Of the 5,688 free seats allocated to schools and children’s groups in 2013, only 2,939 of the tickets were taken up, Kingston Council figures have shown.

The wasted tickets are worth an estimated £27,490.

Free tickets for schoolchildren to shows specifically targeted at them was a central promise by former Kingston Council leader Derek Osbourne when he justified bailing the theatre out with £600,000 in 2008.

David Fletcher, then chief executive of the Rose, said at the time: “We will deliver what we say we will deliver in exchange for this.”

Despite the lack of interest, the council is still paying for the full £56,880 worth of tickets.

Conservative leader Howard Jones said this week: “I’m really pleased that the Rose makes performances available to schoolchildren within the borough, but the accounts don’t seem to add up, and I’m not convinced these figures are sustainable.”

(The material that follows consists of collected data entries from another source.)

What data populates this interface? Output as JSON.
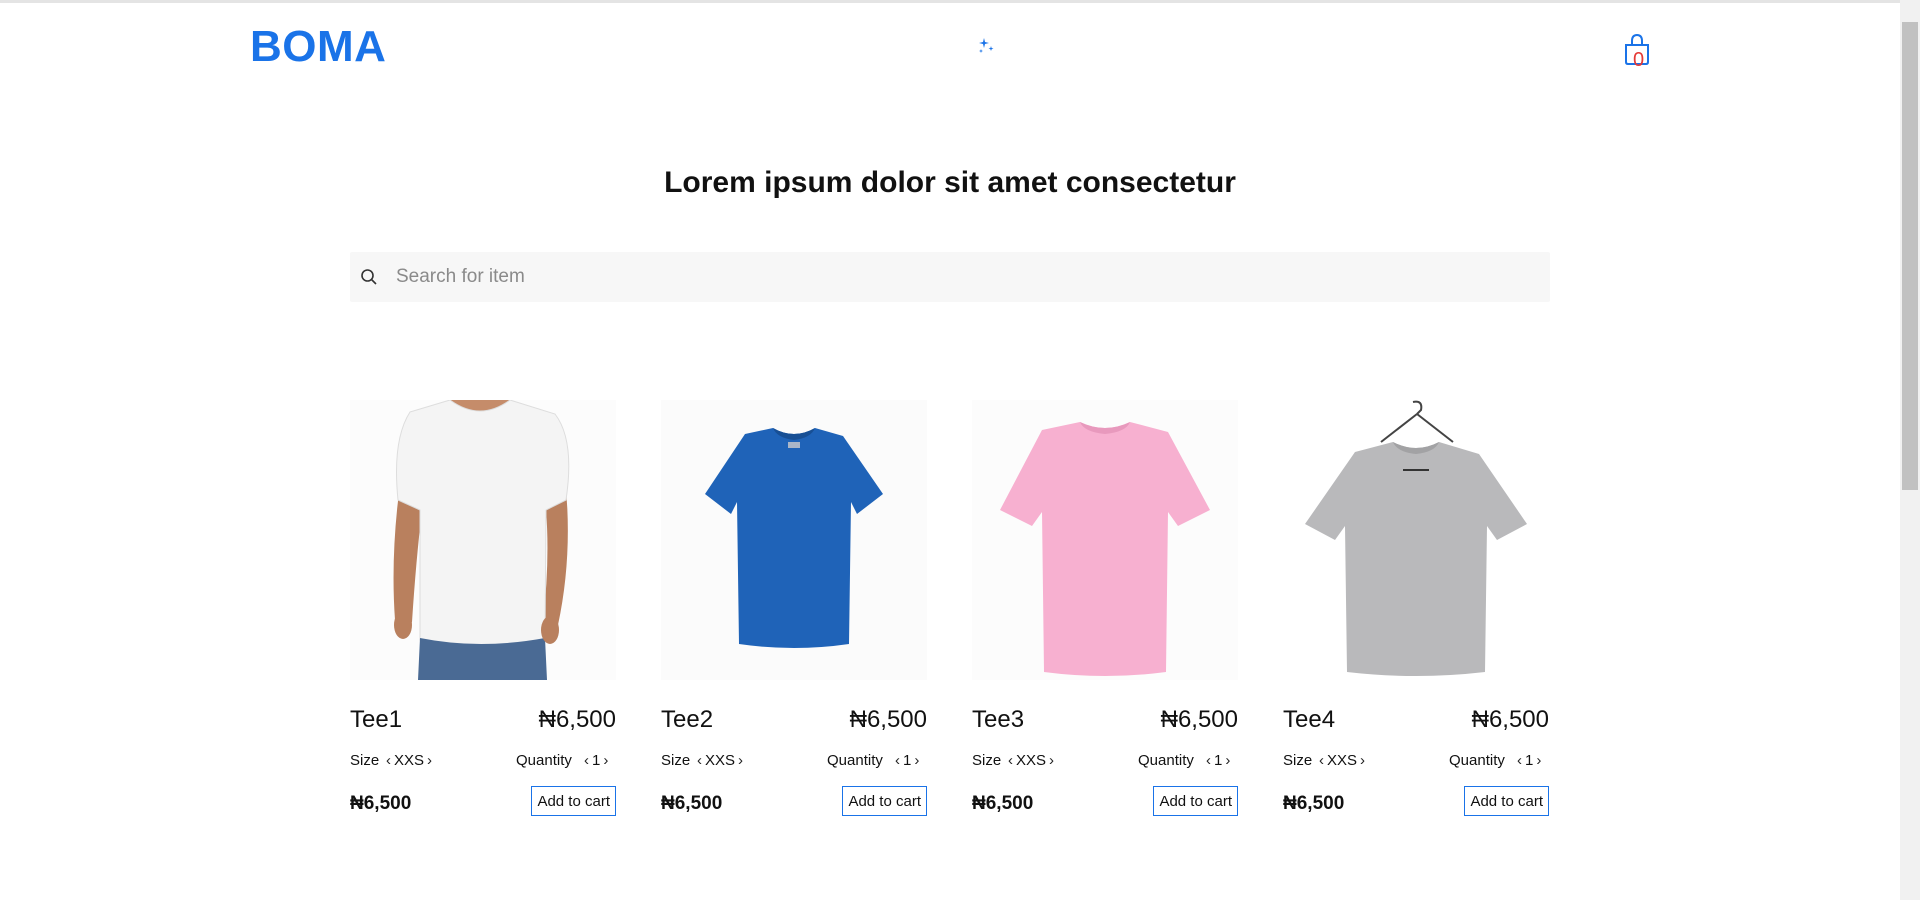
{
  "header": {
    "logo": "BOMA",
    "cart_count": "0"
  },
  "main": {
    "headline": "Lorem ipsum dolor sit amet consectetur",
    "search_placeholder": "Search for item"
  },
  "colors": {
    "brand": "#1a73e8",
    "cart_badge": "#e53935"
  },
  "products": [
    {
      "name": "Tee1",
      "price": "₦6,500",
      "size_label": "Size",
      "size": "XXS",
      "qty_label": "Quantity",
      "qty": "1",
      "total": "₦6,500",
      "add_label": "Add to cart",
      "image": "white-tshirt-on-model"
    },
    {
      "name": "Tee2",
      "price": "₦6,500",
      "size_label": "Size",
      "size": "XXS",
      "qty_label": "Quantity",
      "qty": "1",
      "total": "₦6,500",
      "add_label": "Add to cart",
      "image": "blue-tshirt"
    },
    {
      "name": "Tee3",
      "price": "₦6,500",
      "size_label": "Size",
      "size": "XXS",
      "qty_label": "Quantity",
      "qty": "1",
      "total": "₦6,500",
      "add_label": "Add to cart",
      "image": "pink-tshirt"
    },
    {
      "name": "Tee4",
      "price": "₦6,500",
      "size_label": "Size",
      "size": "XXS",
      "qty_label": "Quantity",
      "qty": "1",
      "total": "₦6,500",
      "add_label": "Add to cart",
      "image": "grey-tshirt-on-hanger"
    }
  ]
}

David Ryder Mills, lead member for schools and continuing education, said: “The offer is there for schools to take up.

"Some schools take it up very well, but we’re disappointed in the take up of some other schools.”

Former Labour Councillor Shelia Griffin, whose deciding vote in 2008 ensured the council would fund the Rose, said: “It would be nice to have something on the wall saying how to apply for these tickets.

“I don’t think there’s enough transparency.

“They’ve also been very narrow in their selection of plays. I think they could be a bit more adventurous sometimes.”

Surrey Comet: The Gruffalo

Although the Rose has put on popular children's shows like the Gruffalo before, the take up of free school tickets for some plays has been poor this year

Rose Theatre chief executive Robert O'Dowd said: "The year before last the uptake was 75 per cent and I think the reason it's dropped is a number of things.

"The primary schools are taking up their allocation very well, but personally I think it might be more difficult for secondary schools to take up ticket offers.

"They have a lot of curriculum to get through and they need to find the time within that to organise a theatre trip.

"But we are sitting down with the council very soon to look at how we can get more take up of available tickets.

"The borough are very keen for it to happen, and we're very keen to make it happen."